There hasn't really been a movie that is told from the perspective of an emergency call centre: there have been many cop movies, but never have there been films that are centred around what happens on the other end of the emergency services. One may argue some of the things that happen in The Call are exaggerated or wouldn't happen in real life, but this is a movie based on a fictional story and with fictional stories, you can take any idea and do what you want with it. That, and as you sit through it, you often wonder: ''why didn't s/he do X, Y or Z''. Yet this one is a pretty good effort. 

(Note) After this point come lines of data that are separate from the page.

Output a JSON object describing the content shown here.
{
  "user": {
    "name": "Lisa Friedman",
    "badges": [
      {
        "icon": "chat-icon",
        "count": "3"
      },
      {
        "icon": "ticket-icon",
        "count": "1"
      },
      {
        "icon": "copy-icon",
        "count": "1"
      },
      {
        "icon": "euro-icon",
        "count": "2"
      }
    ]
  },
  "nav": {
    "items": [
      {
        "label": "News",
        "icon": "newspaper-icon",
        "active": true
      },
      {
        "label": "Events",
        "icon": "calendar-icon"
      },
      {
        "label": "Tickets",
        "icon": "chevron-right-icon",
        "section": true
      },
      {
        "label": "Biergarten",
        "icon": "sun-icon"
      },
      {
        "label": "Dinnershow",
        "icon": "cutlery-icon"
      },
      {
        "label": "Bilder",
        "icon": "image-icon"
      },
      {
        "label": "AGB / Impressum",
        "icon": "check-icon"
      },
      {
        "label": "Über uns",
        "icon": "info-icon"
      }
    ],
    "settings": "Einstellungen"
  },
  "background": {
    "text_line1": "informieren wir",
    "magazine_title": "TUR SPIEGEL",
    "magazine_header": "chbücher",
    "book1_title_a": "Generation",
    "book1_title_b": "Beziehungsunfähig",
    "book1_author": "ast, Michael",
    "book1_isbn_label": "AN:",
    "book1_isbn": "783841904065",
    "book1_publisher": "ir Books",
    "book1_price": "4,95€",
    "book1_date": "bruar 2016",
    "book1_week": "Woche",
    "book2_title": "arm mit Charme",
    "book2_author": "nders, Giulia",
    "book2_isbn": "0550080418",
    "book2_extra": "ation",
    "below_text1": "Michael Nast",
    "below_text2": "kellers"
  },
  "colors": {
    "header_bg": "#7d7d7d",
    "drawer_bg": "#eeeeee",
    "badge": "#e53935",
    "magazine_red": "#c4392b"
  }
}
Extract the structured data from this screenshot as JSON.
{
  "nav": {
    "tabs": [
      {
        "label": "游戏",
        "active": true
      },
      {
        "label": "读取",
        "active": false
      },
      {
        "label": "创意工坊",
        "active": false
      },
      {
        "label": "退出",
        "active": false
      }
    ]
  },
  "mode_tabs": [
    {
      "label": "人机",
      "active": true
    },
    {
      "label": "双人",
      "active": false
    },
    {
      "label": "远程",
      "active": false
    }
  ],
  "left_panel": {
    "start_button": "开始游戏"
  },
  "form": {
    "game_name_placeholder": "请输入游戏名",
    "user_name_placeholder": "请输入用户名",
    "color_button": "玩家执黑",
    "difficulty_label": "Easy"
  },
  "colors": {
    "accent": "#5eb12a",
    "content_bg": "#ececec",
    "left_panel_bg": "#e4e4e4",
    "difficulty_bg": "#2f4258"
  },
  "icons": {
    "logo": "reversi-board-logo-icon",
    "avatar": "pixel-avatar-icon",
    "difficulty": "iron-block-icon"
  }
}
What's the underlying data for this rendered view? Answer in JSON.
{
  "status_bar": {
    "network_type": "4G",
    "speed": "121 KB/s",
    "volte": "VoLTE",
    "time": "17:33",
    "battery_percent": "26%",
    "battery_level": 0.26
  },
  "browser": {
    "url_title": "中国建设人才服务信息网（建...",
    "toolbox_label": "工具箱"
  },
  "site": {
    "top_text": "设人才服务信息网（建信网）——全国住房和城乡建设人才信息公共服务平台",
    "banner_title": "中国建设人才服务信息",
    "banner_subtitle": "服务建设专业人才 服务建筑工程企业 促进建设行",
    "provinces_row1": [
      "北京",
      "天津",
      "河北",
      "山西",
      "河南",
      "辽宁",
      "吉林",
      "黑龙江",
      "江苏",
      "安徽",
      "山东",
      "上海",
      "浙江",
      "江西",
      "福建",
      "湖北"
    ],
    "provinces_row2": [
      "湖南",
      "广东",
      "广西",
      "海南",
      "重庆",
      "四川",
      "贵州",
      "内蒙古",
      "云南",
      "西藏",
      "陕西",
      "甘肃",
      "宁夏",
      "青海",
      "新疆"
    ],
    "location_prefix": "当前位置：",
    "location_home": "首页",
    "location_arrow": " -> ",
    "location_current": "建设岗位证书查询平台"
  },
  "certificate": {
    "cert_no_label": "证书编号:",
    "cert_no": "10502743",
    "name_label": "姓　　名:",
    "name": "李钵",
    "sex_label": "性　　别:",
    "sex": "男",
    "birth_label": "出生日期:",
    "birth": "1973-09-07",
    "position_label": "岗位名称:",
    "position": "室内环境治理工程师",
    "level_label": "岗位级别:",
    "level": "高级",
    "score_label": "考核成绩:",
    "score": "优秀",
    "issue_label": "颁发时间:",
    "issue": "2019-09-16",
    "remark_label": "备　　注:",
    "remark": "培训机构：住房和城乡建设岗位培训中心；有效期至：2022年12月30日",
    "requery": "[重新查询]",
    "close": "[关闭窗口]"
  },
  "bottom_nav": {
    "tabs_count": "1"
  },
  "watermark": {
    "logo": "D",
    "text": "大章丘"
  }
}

After seeing this movie, it makes me appreciate and understand how strenuous, tense and emotionally stressful it can be as a 911 or 999 operator, being on the receiving end of the call, - yet not being able to see his/hers face and have that one-to-one interaction. It's tough knowing that that other person has placed their faith in you... and that one wrong move or decision can prove costly. 

The film is well-constructed and despite its predictability level the pacing of it is good and is somewhat like 1994's Speed with Sandra Bullock and Keanu Reeves. That and the movie itself isn't too long. It has enough twists and turns to make it watchable, sustainable and compelling all the way through towards the end. The third act of the film I rather enjoyed a great deal; however, the ending was a bit of a cop-out and very weak, given the kidnapper had put Casey, Jordan and that other girl through hell - and so I felt he deserved an even bigger punishment. As a result, it does bring the movie down slightly. I think though that had this film been rated 18 or was even more violent and darker, it would make for an even better movie - and perhaps it would have ended better too. 

Also, a lot has been said about Halle Berry's performance, but I thought she was terrific as Jordan and this is, therefore, one of her best performances in my opinion. 

It's got that nervy-yet adrenaline pumping feel to it that really sets your pulse racing, and the film takes you on this roller-coaster ride of emotions and it makes you feel as if you are part of this team of Jordan, the L.A cops and the L.A emergency's call operator's services. That you become emotionally attached to them and are with them, every step of the way in nailing this maniac. 

Final Verdict:

Halle Berry sells her performance and proves she can carry a movie as a leading actress, backed up by an interesting narrative and story-line. She really hasn't had a role like this before, and probably won't get one like this again. I know people rave about how great she was in Monster's Ball, but I loved her performance as Jordan and as that character, she goes all out to save that girl's life.  Michael Eckland was good too as the baddie. 

But for the cop-out third act ending, The Call is a really good, solid thriller that is part -Phone Booth set in an emergency call centre that knows what it wants to do as a movie, and where it wants to go, direction wise. I just wished it had that killer- no pun intended- last third of the film: had that been the case, it would have been even more satisfying, as well as better.

Ignore the professional reviews and watch this movie and judge for yourself. 

Formulaic, predictable with a lacklustre ending, - yet if you can accept everything else and enjoy the rest of the movie but the resolution of it, like I did, then The Call is definitely one worth seeing.